Bruder. Wenn es erlaubt ist, Gnädigster Herr.
Herzog. Wir haben strenge Geseze, (ein nothwendiges Gebiß für unbändige Unterthanen) die wir diese neunzehn Jahre her haben schlaffen lassen, gleich einem überfüllten Löwen, der in seiner Höle ligen bleibt, und nicht auf Beute ausgeht. Wie es nun zu begegnen pflegt, daß wenn allzu zärtliche Väter die Ruthe nicht zum Gebrauch, sondern nur zum Schreken, ihren Kindern vor die Augen steken, sie in kurzer Zeit mehr verlacht als gefürchtet wird; so ist es unsern Gesezen gegangen: Anstatt den Verbrechern den Tod zu geben, sind sie selbst todt; die ungebundne Freyheit zieht die Gerechtigkeit bey der Nase, der Säugling schlägt die Amme, und alle Anständigkeit der Sitten geht verlohren.

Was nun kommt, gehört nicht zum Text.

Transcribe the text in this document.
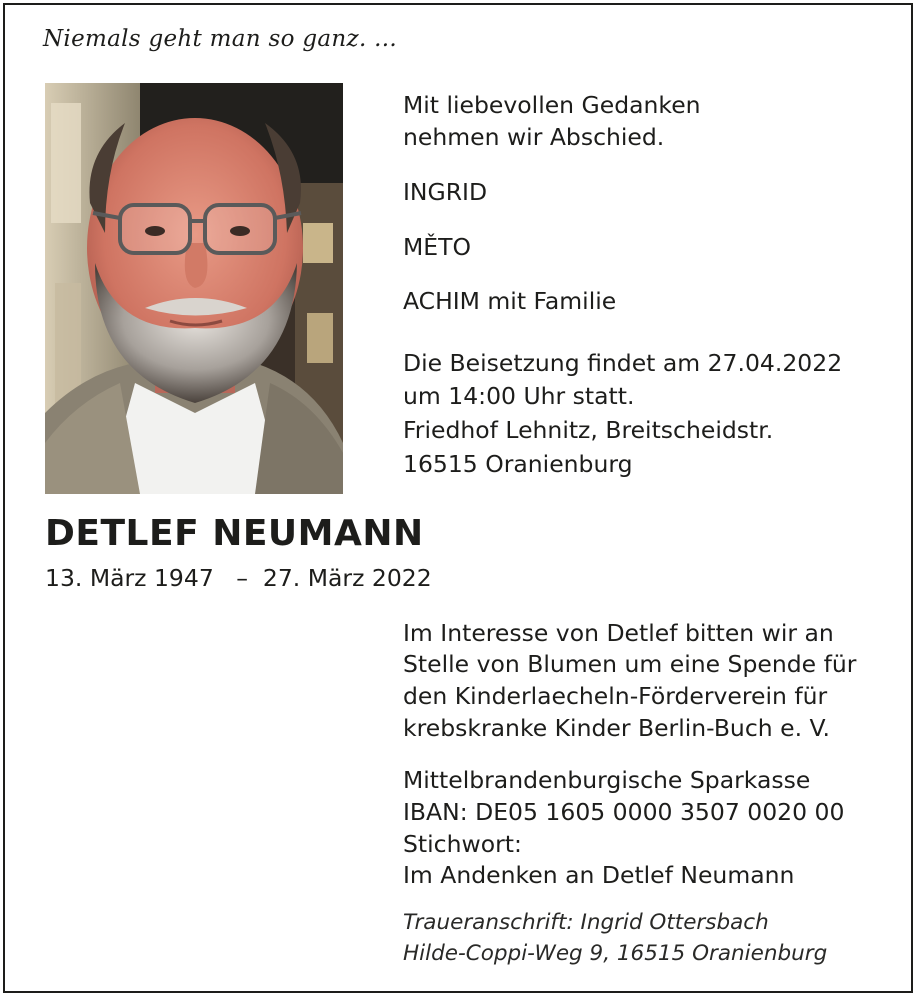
Niemals geht man so ganz. ...
Mit liebevollen Gedanken
nehmen wir Abschied.
INGRID
MĚTO
ACHIM mit Familie
Die Beisetzung findet am 27.04.2022
um 14:00 Uhr statt.
Friedhof Lehnitz, Breitscheidstr.
16515 Oranienburg
DETLEF NEUMANN
13. März 1947   –  27. März 2022
Im Interesse von Detlef bitten wir an
Stelle von Blumen um eine Spende für
den Kinderlaecheln-Förderverein für
krebskranke Kinder Berlin-Buch e. V.
Mittelbrandenburgische Sparkasse
IBAN: DE05 1605 0000 3507 0020 00
Stichwort:
Im Andenken an Detlef Neumann
Traueranschrift: Ingrid Ottersbach
Hilde-Coppi-Weg 9, 16515 Oranienburg
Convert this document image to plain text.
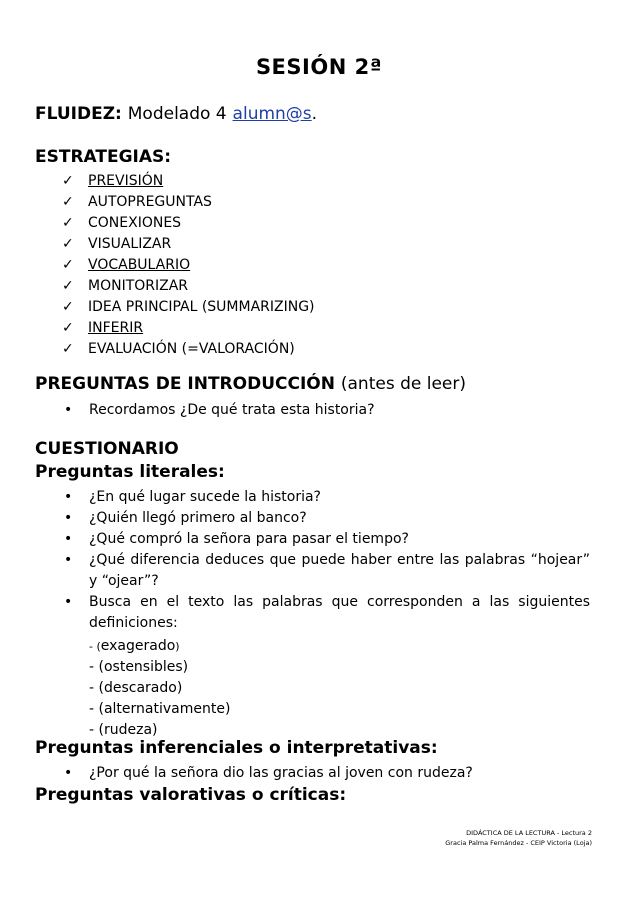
SESIÓN 2ª

FLUIDEZ: Modelado 4 alumn@s.

ESTRATEGIAS:

✓ PREVISIÓN
✓ AUTOPREGUNTAS
✓ CONEXIONES
✓ VISUALIZAR
✓ VOCABULARIO
✓ MONITORIZAR
✓ IDEA PRINCIPAL (SUMMARIZING)
✓ INFERIR
✓ EVALUACIÓN (=VALORACIÓN)

PREGUNTAS DE INTRODUCCIÓN (antes de leer)

• Recordamos ¿De qué trata esta historia?

CUESTIONARIO

Preguntas literales:

• ¿En qué lugar sucede la historia?
• ¿Quién llegó primero al banco?
• ¿Qué compró la señora para pasar el tiempo?
• ¿Qué diferencia deduces que puede haber entre las palabras “hojear”
y “ojear”?
• Busca en el texto las palabras que corresponden a las siguientes
definiciones:
- (exagerado)
- (ostensibles)
- (descarado)
- (alternativamente)
- (rudeza)

Preguntas inferenciales o interpretativas:

• ¿Por qué la señora dio las gracias al joven con rudeza?

Preguntas valorativas o críticas:

DIDÁCTICA DE LA LECTURA - Lectura 2
Gracia Palma Fernández - CEIP Victoria (Loja)
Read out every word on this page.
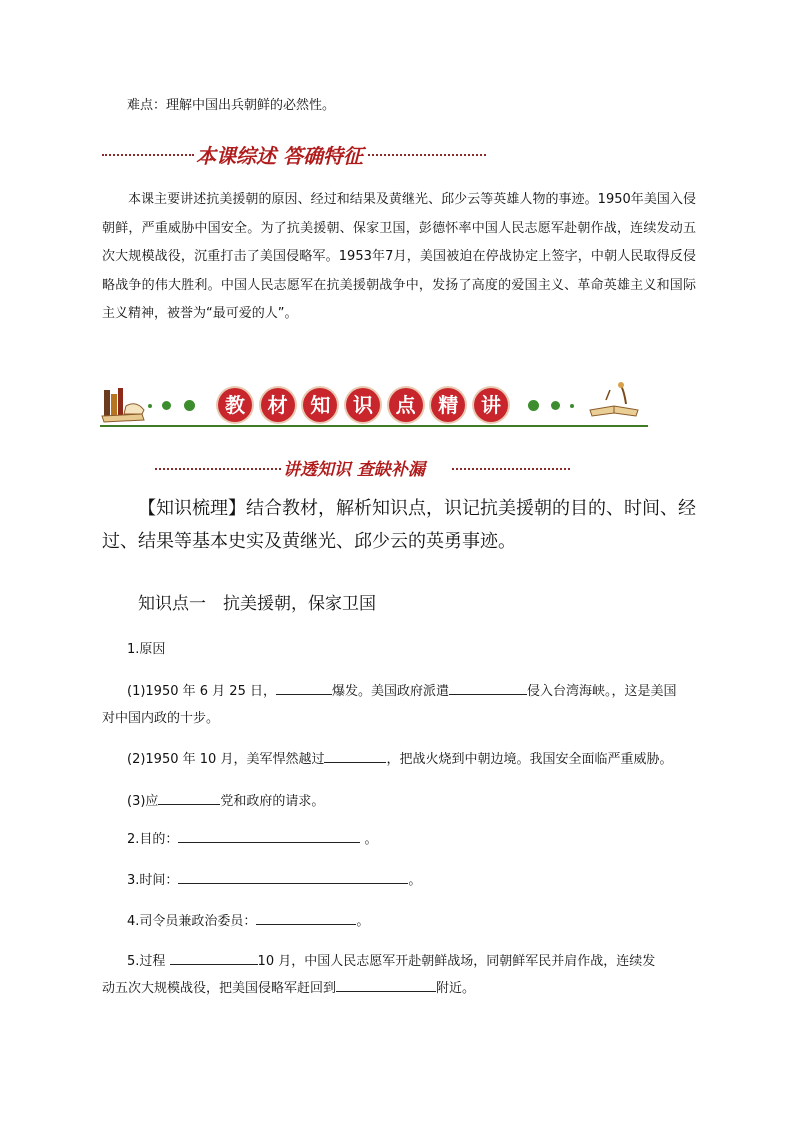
难点：理解中国出兵朝鲜的必然性。
本课综述 答确特征
本课主要讲述抗美援朝的原因、经过和结果及黄继光、邱少云等英雄人物的事迹。1950年美国入侵朝鲜，严重威胁中国安全。为了抗美援朝、保家卫国，彭德怀率中国人民志愿军赴朝作战，连续发动五次大规模战役，沉重打击了美国侵略军。1953年7月，美国被迫在停战协定上签字，中朝人民取得反侵略战争的伟大胜利。中国人民志愿军在抗美援朝战争中，发扬了高度的爱国主义、革命英雄主义和国际主义精神，被誉为“最可爱的人”。
教	材	知	识	点	精	讲
讲透知识 查缺补漏
【知识梳理】结合教材，解析知识点，识记抗美援朝的目的、时间、经过、结果等基本史实及黄继光、邱少云的英勇事迹。
知识点一　抗美援朝，保家卫国
1.原因
(1)1950 年 6 月 25 日，	爆发。美国政府派遣	侵入台湾海峡。，这是美国
对中国内政的十步。
(2)1950 年 10 月，美军悍然越过	，把战火烧到中朝边境。我国安全面临严重威胁。
(3)应	党和政府的请求。
2.目的：	。
3.时间：	。
4.司令员兼政治委员：	。
5.过程	10 月，中国人民志愿军开赴朝鲜战场，同朝鲜军民并肩作战，连续发
动五次大规模战役，把美国侵略军赶回到	附近。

Bruder. Es hieng nur von Euer Durchlaucht ab, diese gefesselte Gerechtigkeit wieder los zu lassen, und es würde an Euch furchtbarer geschienen haben, als an Angelo.
Herzog. Ich besorge, nur allzu furchtbar. Da es mein Fehler war, dem Volk so viel Freyheit zu lassen, so würde es Tyranney gewesen seyn, sie für das zu strafen, was ich selbst ihnen zu thun befahl. Denn wir befehlen Böses zu thun, wenn wir den Uebelthaten statt der Straffe ihren freyen Lauf lassen. Dieses ist der wahre Grund, mein Vater, warum ich dieses Amt dem Angelo aufgetragen habe, der unter dem schüzenden Ansehen meines Namens straffen kan, ohne daß, so lange meine Person nicht gesehen wird, der Tadel auf mich fällt. Um aber selbst ein Augenzeuge von dieser Regierung zu seyn, will ich unter dem Namen eines Bruders von euerm Orden, sowol den Regenten als das Volk besuchen. Ich bitte dich also, schaffe mir einen Habit, und unterrichte mich, damit ich die vollständige Person eines ächten Franciscaner-Mönchs spielen könne. Noch mehr Gründe für diese Handlung will ich bey mehrerer Musse eröffnen; einer davon ist dieser: Angelo ist strenge; steht gegen jeden Tadel auf der Hut, gesteht kaum, daß sein Blut fließt, oder daß er zu Brot mehr Appetit hat als zu Stein.